Después de la Segunda Guerra Mundial, este continente pudo resurgir
gracias a un auténtico espíritu de solidaridad que le permitió superar
las rivalidades del pasado. Es muy urgente, sobre todo en las
circunstancias actuales, que esas rivalidades no recobren fuerza, sino
que todos se reconozcan parte de una única familia y se sostengan
mutuamente. Hoy, la Unión Europea se encuentra frente a un desafío
histórico, del que dependerá no sólo su futuro, sino el del mundo
entero. Que no pierda la ocasión para demostrar, una vez más, la
solidaridad, incluso recurriendo a soluciones innovadoras. Es la única
alternativa al egoísmo de los intereses particulares y a la tentación de
volver al pasado, con el riesgo de poner a dura prueba la convivencia
pacífica y el desarrollo de las próximas generaciones.
Este no es tiempo de la división. Que Cristo, nuestra paz, ilumine a
quienes tienen responsabilidades en los conflictos, para que tengan la
valentía de adherir al llamamiento por un alto el fuego global e
inmediato en todos los rincones del mundo. No es este el momento para
seguir fabricando y vendiendo armas, gastando elevadas sumas de dinero
que podrían usarse para cuidar personas y salvar vidas. Que sea en
cambio el tiempo para poner fin a la larga guerra que ha ensangrentado a
la amada Siria, al conflicto en Yemen y a las tensiones en Irak, como
también en el Líbano. Que este sea el tiempo en el que los israelíes y
los palestinos reanuden el diálogo, y que encuentren una solución
estable y duradera que les permita a ambos vivir en paz. Que acaben los
sufrimientos de la población que vive en las regiones orientales de
Ucrania. Que se terminen los ataques terroristas perpetrados contra
tantas personas inocentes en varios países de África.

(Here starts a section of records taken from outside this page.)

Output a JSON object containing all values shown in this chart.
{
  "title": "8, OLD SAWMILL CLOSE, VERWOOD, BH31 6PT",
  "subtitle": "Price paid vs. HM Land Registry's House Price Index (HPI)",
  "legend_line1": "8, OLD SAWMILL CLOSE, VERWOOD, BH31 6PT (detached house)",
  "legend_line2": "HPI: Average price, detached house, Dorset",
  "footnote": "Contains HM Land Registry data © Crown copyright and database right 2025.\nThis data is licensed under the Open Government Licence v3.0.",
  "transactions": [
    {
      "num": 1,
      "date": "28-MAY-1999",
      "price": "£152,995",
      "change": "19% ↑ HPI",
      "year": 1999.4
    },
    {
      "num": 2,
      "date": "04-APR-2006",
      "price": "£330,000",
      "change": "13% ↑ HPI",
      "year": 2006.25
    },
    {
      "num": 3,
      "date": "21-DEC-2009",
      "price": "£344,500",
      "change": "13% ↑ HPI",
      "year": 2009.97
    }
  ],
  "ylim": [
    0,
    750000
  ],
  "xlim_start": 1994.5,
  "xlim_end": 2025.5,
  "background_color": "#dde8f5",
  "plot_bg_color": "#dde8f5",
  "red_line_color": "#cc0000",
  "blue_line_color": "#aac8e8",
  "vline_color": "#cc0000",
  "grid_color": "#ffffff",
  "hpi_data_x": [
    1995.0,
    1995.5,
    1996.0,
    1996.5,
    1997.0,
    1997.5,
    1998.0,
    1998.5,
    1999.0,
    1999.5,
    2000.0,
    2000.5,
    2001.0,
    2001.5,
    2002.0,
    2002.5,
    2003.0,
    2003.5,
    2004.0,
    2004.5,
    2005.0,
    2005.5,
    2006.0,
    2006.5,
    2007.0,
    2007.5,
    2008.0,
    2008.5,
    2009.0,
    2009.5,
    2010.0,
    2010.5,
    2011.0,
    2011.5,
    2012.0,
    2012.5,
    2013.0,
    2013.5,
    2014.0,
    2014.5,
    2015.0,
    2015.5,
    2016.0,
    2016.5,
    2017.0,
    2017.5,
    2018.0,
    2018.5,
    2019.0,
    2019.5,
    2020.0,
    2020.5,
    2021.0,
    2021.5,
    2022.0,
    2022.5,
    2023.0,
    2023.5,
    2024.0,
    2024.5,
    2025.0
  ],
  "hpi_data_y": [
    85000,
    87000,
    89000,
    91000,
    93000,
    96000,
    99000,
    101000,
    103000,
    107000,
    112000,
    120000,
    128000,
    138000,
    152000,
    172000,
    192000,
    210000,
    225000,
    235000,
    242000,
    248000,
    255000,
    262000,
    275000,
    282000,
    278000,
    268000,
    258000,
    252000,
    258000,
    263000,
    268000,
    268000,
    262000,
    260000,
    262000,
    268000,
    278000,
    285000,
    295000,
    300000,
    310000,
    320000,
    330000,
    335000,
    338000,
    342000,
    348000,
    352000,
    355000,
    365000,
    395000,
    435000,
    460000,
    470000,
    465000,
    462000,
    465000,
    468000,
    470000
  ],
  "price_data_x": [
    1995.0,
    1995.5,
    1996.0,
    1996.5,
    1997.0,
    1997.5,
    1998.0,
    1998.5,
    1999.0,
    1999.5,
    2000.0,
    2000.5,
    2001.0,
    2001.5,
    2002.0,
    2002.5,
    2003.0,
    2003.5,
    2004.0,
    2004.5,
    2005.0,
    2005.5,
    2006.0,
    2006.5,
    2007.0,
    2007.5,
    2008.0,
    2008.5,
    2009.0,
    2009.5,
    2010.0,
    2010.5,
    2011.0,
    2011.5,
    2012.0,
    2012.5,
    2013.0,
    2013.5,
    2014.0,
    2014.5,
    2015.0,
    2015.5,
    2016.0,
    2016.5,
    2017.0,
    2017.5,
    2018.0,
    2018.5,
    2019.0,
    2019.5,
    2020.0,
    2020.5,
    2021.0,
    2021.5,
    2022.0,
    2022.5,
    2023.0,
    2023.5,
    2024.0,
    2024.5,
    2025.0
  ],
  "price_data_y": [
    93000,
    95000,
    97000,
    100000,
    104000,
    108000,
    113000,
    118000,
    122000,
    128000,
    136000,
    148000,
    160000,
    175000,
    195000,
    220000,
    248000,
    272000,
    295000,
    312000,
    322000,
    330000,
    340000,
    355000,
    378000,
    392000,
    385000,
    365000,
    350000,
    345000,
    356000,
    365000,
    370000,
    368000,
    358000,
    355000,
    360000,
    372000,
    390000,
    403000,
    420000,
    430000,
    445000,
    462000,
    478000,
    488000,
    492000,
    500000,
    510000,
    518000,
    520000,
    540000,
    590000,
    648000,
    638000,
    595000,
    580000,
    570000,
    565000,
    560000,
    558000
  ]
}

Este no es tiempo del olvido. Que la crisis que estamos afrontando no
nos haga dejar de lado a tantas otras situaciones de emergencia que
llevan consigo el sufrimiento de muchas personas. Que el Señor de la
vida se muestre cercano a las poblaciones de Asia y África que están
atravesando graves crisis humanitarias, como en la Región de Cabo
Delgado, en el norte de Mozambique. Que reconforte el corazón de tantas
personas refugiadas y desplazadas a causa de guerras, sequías y
carestías. Que proteja a los numerosos migrantes y refugiados —muchos de
ellos son niños—, que viven en condiciones insoportables, especialmente
en Libia y en la frontera entre Grecia y Turquía. Y no quiero olvidar
de la isla de Lesbos. Que permita alcanzar soluciones prácticas e
inmediatas en Venezuela, orientadas a facilitar la ayuda internacional a
la población que sufre a causa de la grave coyuntura política,
socioeconómica y sanitaria.
Queridos hermanos y hermanas:
Las palabras que realmente queremos escuchar en este tiempo no son
indiferencia, egoísmo, división y olvido. ¡Queremos suprimirlas para
siempre! Esas palabras pareciera que prevalecen cuando en nosotros
triunfa el miedo y la muerte; es decir, cuando no dejamos que sea el
Señor Jesús quien triunfe en nuestro corazón y en nuestra vida. Que Él,
que ya venció la muerte abriéndonos el camino de la salvación eterna,
disipe las tinieblas de nuestra pobre humanidad y nos introduzca en su
día glorioso que no conoce ocaso.
Con estas reflexiones, os deseo a todos una feliz Pascua.